022 {    43 32 } g RTN

LBL C: Clears the stack and restarts from the beginning for a new continued fraction.
LBL A or R/S: Adds the next integer $a_i$ and compute a new convergent (h,k) where h is the real part and k the imaginary part of X: register. Also h/k is store in register R0.
LBL E: Briefly displays an estimate of the current convergent (which is stored in register R0).

At each step, f-(i) can be used to view the denominator; h (Re-part) and k (Im-part).

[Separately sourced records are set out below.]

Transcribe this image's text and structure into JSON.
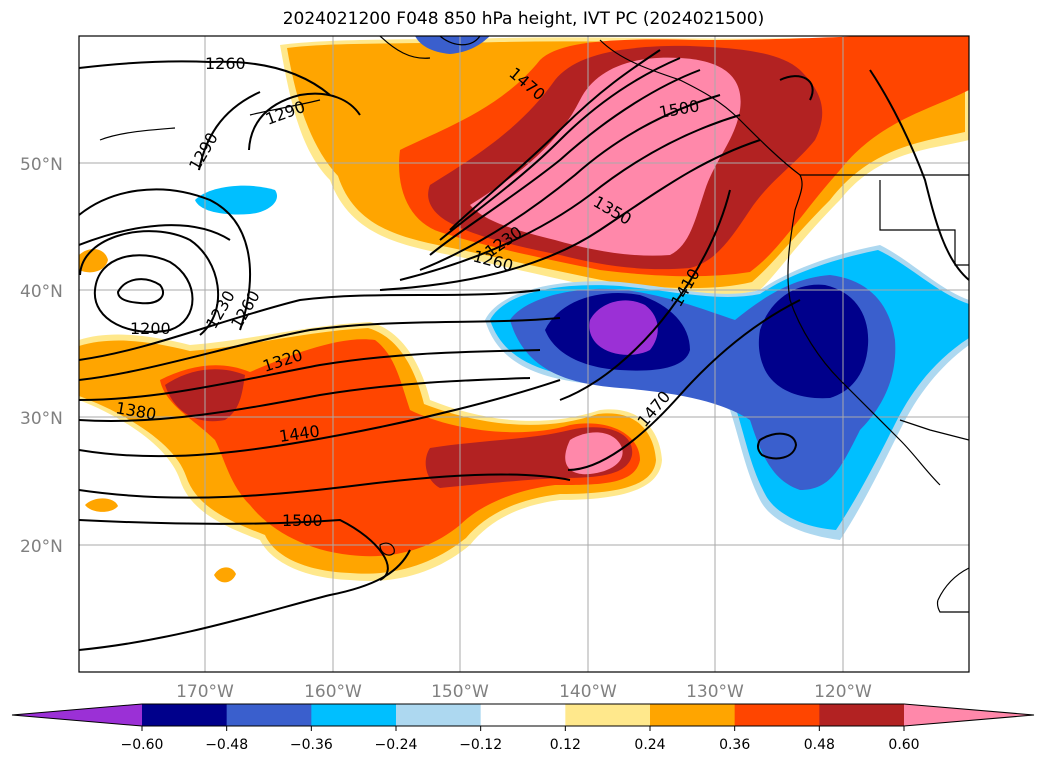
{
  "title": "2024021200 F048 850 hPa height, IVT PC (2024021500)",
  "lat_labels": [
    "50°N",
    "40°N",
    "30°N",
    "20°N"
  ],
  "lon_labels": [
    "170°W",
    "160°W",
    "150°W",
    "140°W",
    "130°W",
    "120°W"
  ],
  "colorbar": {
    "colors": [
      "#9b30d6",
      "#00008b",
      "#3a5fcd",
      "#00bfff",
      "#add8f0",
      "#ffffff",
      "#ffe88c",
      "#ffa500",
      "#ff4500",
      "#b22222",
      "#ff88aa"
    ],
    "tick_labels": [
      "−0.60",
      "−0.48",
      "−0.36",
      "−0.24",
      "−0.12",
      "0.12",
      "0.24",
      "0.36",
      "0.48",
      "0.60"
    ]
  },
  "contour_labels": [
    "1260",
    "1290",
    "1290",
    "1470",
    "1500",
    "1350",
    "1230",
    "1260",
    "1410",
    "1230",
    "1260",
    "1200",
    "1320",
    "1380",
    "1440",
    "1470",
    "1500"
  ]
}
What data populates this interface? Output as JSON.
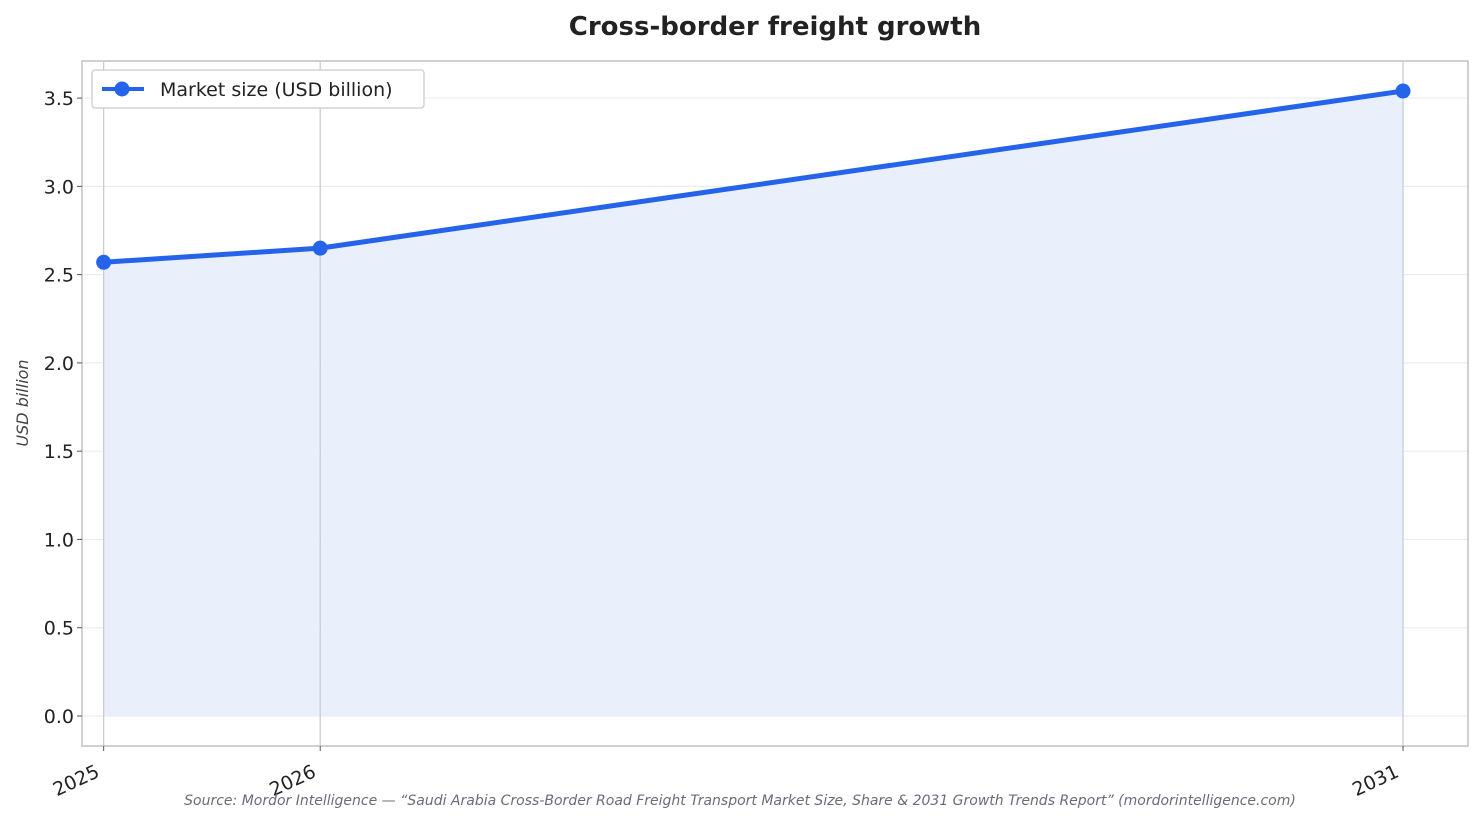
{
  "chart_data": {
    "type": "area",
    "title": "Cross-border freight growth",
    "xlabel": "",
    "ylabel": "USD billion",
    "categories": [
      "2025",
      "2026",
      "2031"
    ],
    "x": [
      2025,
      2026,
      2031
    ],
    "series": [
      {
        "name": "Market size (USD billion)",
        "values": [
          2.57,
          2.65,
          3.54
        ]
      }
    ],
    "ylim": [
      -0.17,
      3.71
    ],
    "yticks": [
      0.0,
      0.5,
      1.0,
      1.5,
      2.0,
      2.5,
      3.0,
      3.5
    ],
    "ytick_labels": [
      "0.0",
      "0.5",
      "1.0",
      "1.5",
      "2.0",
      "2.5",
      "3.0",
      "3.5"
    ],
    "grid": true,
    "legend_position": "top-left",
    "source": "Source: Mordor Intelligence — “Saudi Arabia Cross-Border Road Freight Transport Market Size, Share & 2031 Growth Trends Report” (mordorintelligence.com)",
    "colors": {
      "line": "#2563eb",
      "fill": "#e8eefb",
      "grid": "#ececec",
      "axes": "#c4c4c4"
    }
  }
}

The register R0 contains estimated value of convergent h/k.

However, make sure to leave (h−2,k−2) and (h−1,k−1) in registers Y: and X: respectively before pressing f−A or R/S.

Code:

Example: [ 0 ; 1 , 5 , 2 , 2 ]

ON

f-C                        1.00000  f-(i)   0.00000   

0 f-A    // 0.00000 //     0.00000  f-(i)   1.00000

1 R/S    // 1.00000 //     1.00000  f-(i)   1.00000  

5 R/S    // 0.83333 //     5.00000  f-(i)   6.00000

2 R/S    // 0.84615 //    11.00000  f-(i)  13.00000

2 R/S    // 0.84375 //    27.00000  f-(i)  32.00000

f-E      // 0.84375 //    27.00000

RCL 0                      0.84375

Code:

Example: Euler's Constant γ [ 0; 1, 1, 2, 1, 2, 1, 4, 3, 13, 5, 1, 1, 8, 1, 2, 4, 1, 1, 40, . . . 

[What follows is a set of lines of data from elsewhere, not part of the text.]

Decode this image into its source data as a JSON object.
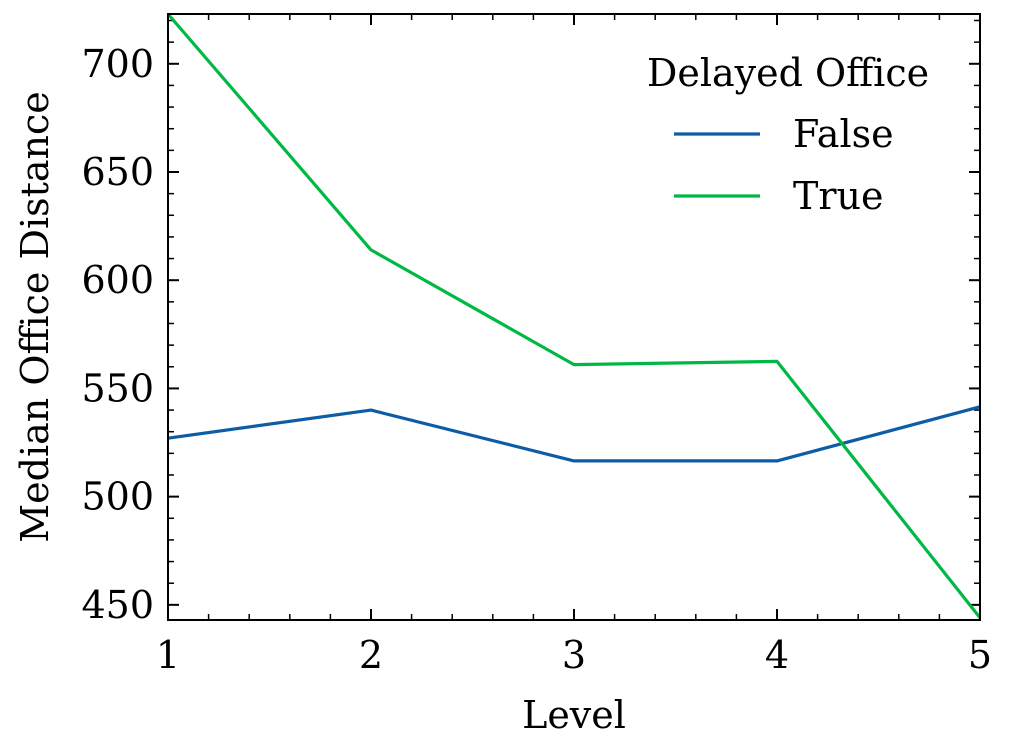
{
  "chart_data": {
    "type": "line",
    "xlabel": "Level",
    "ylabel": "Median Office Distance",
    "x": [
      1,
      2,
      3,
      4,
      5
    ],
    "xlim": [
      1,
      5
    ],
    "ylim": [
      443,
      723
    ],
    "xticks": [
      1,
      2,
      3,
      4,
      5
    ],
    "yticks": [
      450,
      500,
      550,
      600,
      650,
      700
    ],
    "grid": false,
    "legend": {
      "title": "Delayed Office",
      "placement": "top-right"
    },
    "series": [
      {
        "name": "False",
        "color": "#0C5DA5",
        "values": [
          527,
          540,
          516.5,
          516.5,
          541.5
        ]
      },
      {
        "name": "True",
        "color": "#00B945",
        "values": [
          723,
          614,
          561,
          562.5,
          444
        ]
      }
    ]
  }
}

f-C                         1.00000  f-(i)      0.00000   

0 R/S    // 0.00000 //      0.00000  f-(i)      1.00000

1 R/S    // 1.00000 //      1.00000  f-(i)      1.00000

1 R/S    // 0.50000 //      1.00000  f-(i)      2.00000

2 R/S    // 0.60000 //      3.00000  f-(i)      5.00000

1 R/S    // 0.57143 //      4.00000  f-(i)      7.00000

2 R/S    // 0.57895 //     11.00000  f-(i)     19.00000

1 R/S    // 0.57692 //     15.00000  f-(i)     26.00000

4 R/S    // 0.57724 //     71.00000  f-(i)    123.00000

3 R/S    // 0.57722 //    228.00000  f-(i)    395.00000

13 R/S   // 0.57722 //  3,035.00000  f-(i)  5,258.00000

5 R/S    // 0.57722 // 15,403.00000  f-(i) 26,685.00000

. . .

I didn’t quite reach my goal, as my code is a bit longer and uses one register (I couldn’t figure out how to compute Re/Im from the stack without a register), whereas your brilliant code is shorter and only uses the stack.

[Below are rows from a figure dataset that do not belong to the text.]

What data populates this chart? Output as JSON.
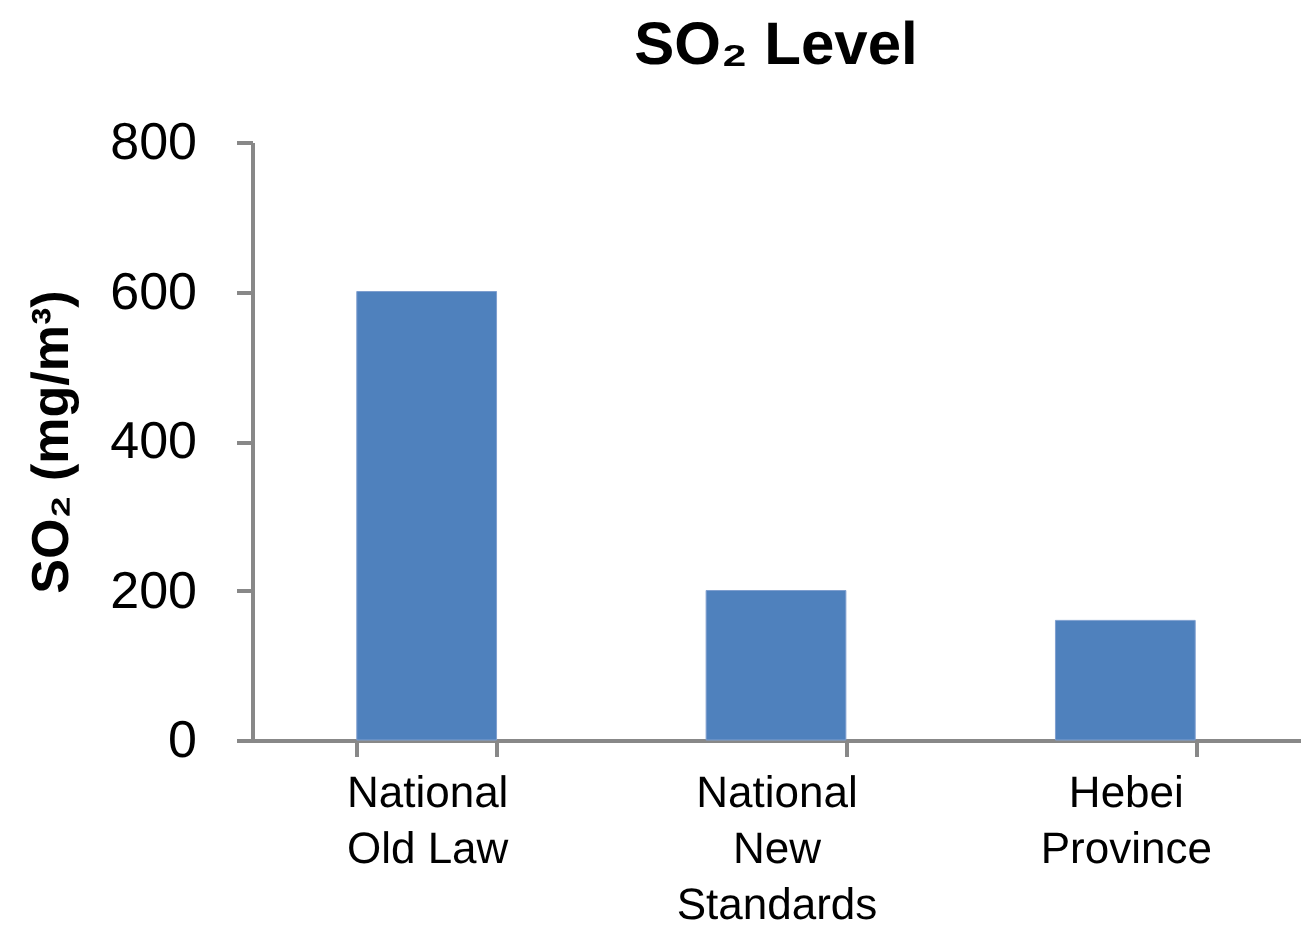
{
  "chart_data": {
    "type": "bar",
    "title": "SO₂ Level",
    "ylabel": "SO₂ (mg/m³)",
    "categories": [
      "National Old Law",
      "National New Standards",
      "Hebei Province"
    ],
    "values": [
      600,
      200,
      160
    ],
    "color": "#4f81bd",
    "ylim": [
      0,
      800
    ],
    "yticks": [
      0,
      200,
      400,
      600,
      800
    ],
    "grid": false
  }
}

That said, my approach is somewhat simpler for the user, as it only requires entering the continued fraction elements in order and nothing else.

Thomas Klemm · 09-21-2024, 08:33 AM

(09-20-2024 10:24 PM)C.Ret Wrote: One easy way to achieve this on an HP-15C is to use the complex-stack. I’m not sure if the same trick can be applied to other HP calculators that support complex arithmetic.

This program is for the HP-42S:

Code:

00 { 27-Byte Prgm }

01▸LBL A

02 RCL× ST Y

03 RCL+ ST Z

04▸LBL E

05 ENTER

06 COMPLEX

07 ÷

08 PSE

09 R↓

10 RTN

11▸LBL C

12 0

13 1

14 COMPLEX

15 1

16 END

To use it set LCLBL and select the CUSTOM menu.